Review

iHaveCNit: Eine Liebeserklärung an Christopher Nolan !

Dunkirk steht am 27.07.2017 an und kommt in unsere Kinos. Für mich ist der Film definitiv Pflicht, genauso wie eine Rückschau auf das Werk von Christopher Nolan in seiner Eigenschaft als Regisseur – angefangen bei Following bishin zu Interstellar.

Es gibt kaum einen anderen Regisseur, der durch die Art Filme zu machen mich so beeindruckt und beeinflusst hat wie Christopher Nolan. Der Londoner, der am 30.07. seinen 47.ten Geburtstag feiert sieht das Filmemachen nicht als Beruf, sondern als Lebensaufgabe. Er ist nicht nur als Regisseur, sondern auch als Drehbuchautor und Produzent bei einem Großteil seiner Filme beschäftigt und genießt damit vollste kreative Freiheit bei seinen Filmen – er ist einer der größten Autorenfilmer Hollywoods zurzeit. Er ist Verfechter des Analogfilms und vehementer Gegner von 3D. Dazu versucht er weitestgehend auf computergenerierte Effekte zu verzichten und handgemachte Effekte zu bevorzugen.

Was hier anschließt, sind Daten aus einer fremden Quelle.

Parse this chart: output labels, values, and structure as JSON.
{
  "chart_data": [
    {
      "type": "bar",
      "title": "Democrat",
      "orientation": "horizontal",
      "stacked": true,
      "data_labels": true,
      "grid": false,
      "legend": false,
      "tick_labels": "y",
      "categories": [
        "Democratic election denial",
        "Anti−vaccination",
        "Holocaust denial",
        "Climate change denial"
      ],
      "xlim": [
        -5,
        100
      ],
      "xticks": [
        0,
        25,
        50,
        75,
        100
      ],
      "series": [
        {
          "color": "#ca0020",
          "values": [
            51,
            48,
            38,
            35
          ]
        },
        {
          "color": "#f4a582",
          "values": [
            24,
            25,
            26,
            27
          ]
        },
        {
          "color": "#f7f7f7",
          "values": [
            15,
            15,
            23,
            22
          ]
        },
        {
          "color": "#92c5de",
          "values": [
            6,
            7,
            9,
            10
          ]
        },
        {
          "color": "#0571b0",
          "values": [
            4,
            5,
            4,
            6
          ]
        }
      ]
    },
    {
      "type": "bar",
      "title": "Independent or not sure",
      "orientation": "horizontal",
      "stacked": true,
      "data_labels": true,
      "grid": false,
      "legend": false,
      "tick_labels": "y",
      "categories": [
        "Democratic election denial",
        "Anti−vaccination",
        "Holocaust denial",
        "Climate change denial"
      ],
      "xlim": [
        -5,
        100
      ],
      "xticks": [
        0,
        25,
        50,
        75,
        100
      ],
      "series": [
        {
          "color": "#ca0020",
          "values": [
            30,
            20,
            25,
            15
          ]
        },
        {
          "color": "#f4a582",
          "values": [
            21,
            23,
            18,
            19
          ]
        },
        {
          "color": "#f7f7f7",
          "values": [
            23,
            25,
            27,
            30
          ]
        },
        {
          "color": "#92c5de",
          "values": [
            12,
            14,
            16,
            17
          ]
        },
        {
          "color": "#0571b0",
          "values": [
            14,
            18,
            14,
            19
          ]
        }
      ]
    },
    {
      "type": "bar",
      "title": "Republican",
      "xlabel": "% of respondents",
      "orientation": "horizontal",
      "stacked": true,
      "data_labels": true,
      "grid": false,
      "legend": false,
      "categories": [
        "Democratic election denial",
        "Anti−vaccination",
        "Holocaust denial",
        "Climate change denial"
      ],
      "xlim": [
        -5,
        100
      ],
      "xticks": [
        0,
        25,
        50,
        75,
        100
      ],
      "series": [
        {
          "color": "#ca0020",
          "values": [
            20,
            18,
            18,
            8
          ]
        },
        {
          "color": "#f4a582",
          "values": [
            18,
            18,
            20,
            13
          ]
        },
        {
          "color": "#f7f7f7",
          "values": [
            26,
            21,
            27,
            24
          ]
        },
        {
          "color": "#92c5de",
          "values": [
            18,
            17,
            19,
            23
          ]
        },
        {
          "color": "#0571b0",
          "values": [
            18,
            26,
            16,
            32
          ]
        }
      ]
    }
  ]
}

Seine Filme zeichnen sich dadurch aus, dass Sie zum einen intellektuell das Publikum stimulieren und zum Nachdenken anregen dürfen. Der Aufbau seiner Filme ist in den meisten Fällen nonlinear und verschachtelt. Dabei setzt er häufig darauf, den Kampf gegen den inneren Wahnsinn und die Zerissenheit der Hauptcharaktere in den Vordergrund zu stellen – Die Charakterisierung ist schon fast angelehnt an klassische Charaktere des Film Noir, genau wie der Stil seiner Filme. Stilmäßig bewegen sich seine Filme auf einem stilsicherem, ähnlichen Weg. Das verdankt er der Tatsache, mit seinem Bruder Jonathan gemeinsam die Drehbücher zu verfassen, mit seiner Frau Emma Thomas produziert er seit „Batman Begins“ alle seine Filme. Musikalisch ist es entweder David Julyan oder Hans Zimmer. Und Wally Pfister bzw. Hoyte van Hoytema an der Kamera. So bleibt der Stil eines Nolans immer wiedererkennbar und doch bietet jeder Film unglaublich viel zu entdecken. Dabei kann man jeden Film auf ein essentielles Thema herunterbrechen.

Teil 1: Following (1998)

Thema:„Obsession“

Nolans Erstlingswerk kann genau wie der Erstling von Robert Rodriguez „El Mariachi“ ein perfektes Beispiel sein, wie man mit einem geringen vierstelligen Budget einen guten Film zaubern kann. Und auch definitiv Pflicht für kommende Filmemacher, wie man sparsam mit Budgets umgeht. Doch worum geht es hier überhaupt ?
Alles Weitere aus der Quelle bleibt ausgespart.